2. Dénonciation de la réalité du monde de l’emploi,

3. Émotion, entre gravité et légèreté.

La réalité du monde de l’emploi pour des jeunes défavorisés sans diplôme. On y découvre les codes qui régissent les entretiens d’embauche et comment s’y préparer. Mais à travers cette étude, c’est toute une critique du système que mettent en place les réalisateurs, révélant ses injustices, ses hypocrisies, sa comédie interne et ses absurdités.

Festivals 2014 :

- Festival de Cannes – sélection ACID

- Rencontres du Cinéma Documentaire

- Antenna Documentary Film Festival, Australie

- Espoo Ciné International film Festival, Finlande

- DOK Leipzig, Allemagne : Grand prix

Lolita n’aime pas sourire.

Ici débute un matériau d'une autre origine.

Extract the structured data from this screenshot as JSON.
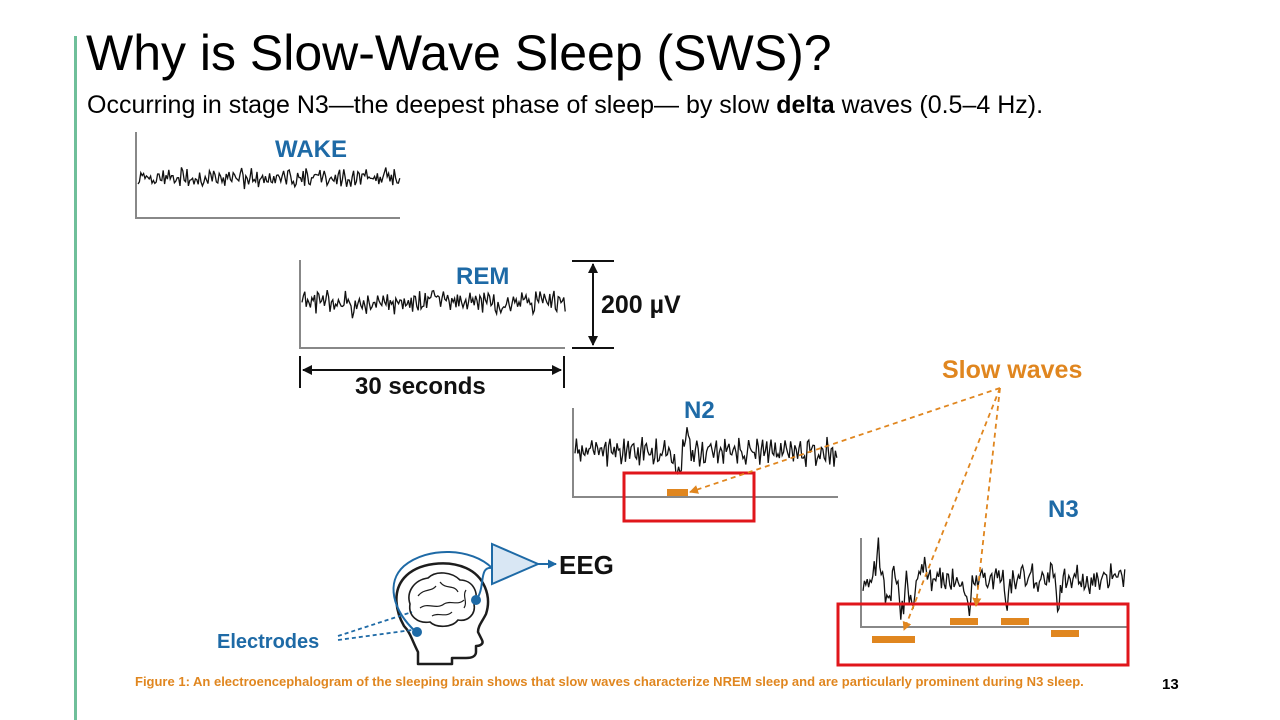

Kevin ne sait pas se vendre. Hamid n’aime pas les chefs. Thierry parle wesh. Ils ont vingt ans. Ils sont sans diplôme. Ils cherchent du travail. Pendant six mois, les coachs d’un cabinet de placement vont leur enseigner le comportement et le langage qu’il faut avoir aujourd’hui pour décrocher un emploi. A travers cet apprentissage, le film révèle l’absurdité de ces nouvelles règles du jeu.

   « Un film existe parce que quelqu’un était là qui a vu et entendu quelque chose que lui seul pouvait voir et entendre », Patrice Chagnard et Claudine Bories.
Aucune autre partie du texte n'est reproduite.